I never saw such a mass movement forward in a business. Avery turned the place inside out, even to the fixtures and decorations. All the fellows were hustling and bustling to make the grade in a big way. Everyone wanted to get in there and pitch for the old man.

By making the company become profitable, Avery earned great wealth in the process through significant stock options. His strong control and caution worked against him as the company began to recover in the mid-1930s, when he might have allowed some expansion, but he believed the economy too fragile.

As president of the Commercial Club of Chicago, Avery supported Julius Rosenwald's idea for an industrial museum as early as 1925. Rosenwald had built up Sears, Roebuck as a strong competitor to Montgomery Ward. Avery followed up on his early support and served as the first president of the Museum of Science and Industry in Chicago.

He supported politically conservative causes. He was a financier of the American Liberty League and a national adviser for one of its front organizations, the Crusaders. Avery gave generously to the Church League of America (CLA). He was one of many successful businessmen who did not favor the New Deal of President Franklin D. Roosevelt.

Avery endowed several professorial chairs at the University of Chicago, and he financially supported research and expeditions of the Field Museum of Natural History. A species of venomous coral snake, Micrurus averyi, is named in his honor.

During World War II, Avery repeatedly opposed actions of Roosevelt's National War Labor Board and opposed labor unions. He resisted signing a contract after a union had won representation for 7,000 of Montgomery Ward's employees until twice ordered by Roosevelt. When Avery refused to settle a strike in 1944, endangering the delivery of essential goods, Roosevelt's administration used emergency measures to remove him from office and temporarily seize the company; in April 1944 two soldiers had to pick him up by an arm each and carry him out of his office. Avery yelled at the Attorney General, who had flown to meet with him and try to avert a showdown, "To hell with the government, you... New Dealer!"

Following the government's seizure of Montgomery Ward, Avery was asked his plans. He said:

... the government has been coercing both employers and employees to accept a brand of unionism which in all too many cases is engineered by people who are not employees of the plant ... these devices ... only appear to make workers free to choose, ... are a disguise for leading the nation into a government of dictators.

Soon back in charge of the retail company, Avery read widely on business. Fearing more depression after World War II, which had usually followed wars, he misread the postwar economy. Demand and available private money fed a rise in the retail business for durable goods. He continued his bearish position under the Harry S. Truman and Dwight D. Eisenhower administrations. Unlike Sears, Avery resisted pension plans, insurance and profit sharing with employees; he refused to spend money on company expansion. Soon Sears far outperformed Montgomery Ward; by 1951 it had more than double the business volume and had surpassed Montgomery Ward in retail stores, while Avery was prepared to weather a depression. Even after Avery resigned in 1954 as president, MW never regained its former position.

In 1955, Sewell retired with a fortune estimated at $327 million. He died in 1960, leaving an estate of $20 million (before taxes) to two daughters and seven grandchildren, according to filed inheritance tax returns.

==Legacy==

In late 1946 or early 1947, Avery gave 100% of the copyrights of Rudolph the Red-Nosed Reindeer, a story his employee Robert Lewis May had written in 1939 for a company promotional assignment, back to May.

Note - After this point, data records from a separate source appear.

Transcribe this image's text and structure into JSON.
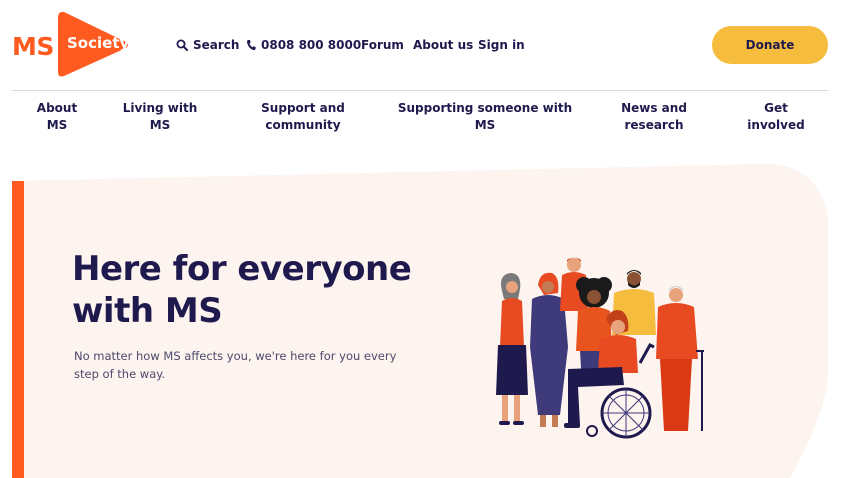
{
  "logo": {
    "ms": "MS",
    "society": "Society"
  },
  "utility_nav": [
    {
      "icon": "search-icon",
      "label": "Search"
    },
    {
      "icon": "phone-icon",
      "label": "0808 800 8000"
    },
    {
      "label": "Forum"
    },
    {
      "label": "About us"
    },
    {
      "label": "Sign in"
    }
  ],
  "donate": {
    "label": "Donate"
  },
  "main_nav": [
    {
      "line1": "About",
      "line2": "MS"
    },
    {
      "line1": "Living with",
      "line2": "MS"
    },
    {
      "line1": "Support and",
      "line2": "community"
    },
    {
      "line1": "Supporting someone with",
      "line2": "MS"
    },
    {
      "line1": "News and",
      "line2": "research"
    },
    {
      "line1": "Get",
      "line2": "involved"
    }
  ],
  "hero": {
    "title_line1": "Here for everyone",
    "title_line2": "with MS",
    "subtitle": "No matter how MS affects you, we're here for you every step of the way."
  },
  "colors": {
    "brand_orange": "#ff5a1f",
    "navy": "#1f1a4d",
    "donate_yellow": "#f6bc3d",
    "hero_bg": "#fdf3ef"
  }
}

During the time between 1939 and 1947, the story had quickly become a popular part of Montgomery Ward's annual promotional campaign, with over six million copies given away. Avery's relinquishment of the copyrights from Montgomery Ward to May resulted in May immediately publishing the story commercially for the first time as a popular children's book, and later, having his brother-in-law, songwriter Johnny Marks, create a song based on it, becoming one of the best selling songs in history. "Rudolph the Red-Nosed Reindeer" has since become a popular part of pop culture and Christmas tradition in many parts of the world.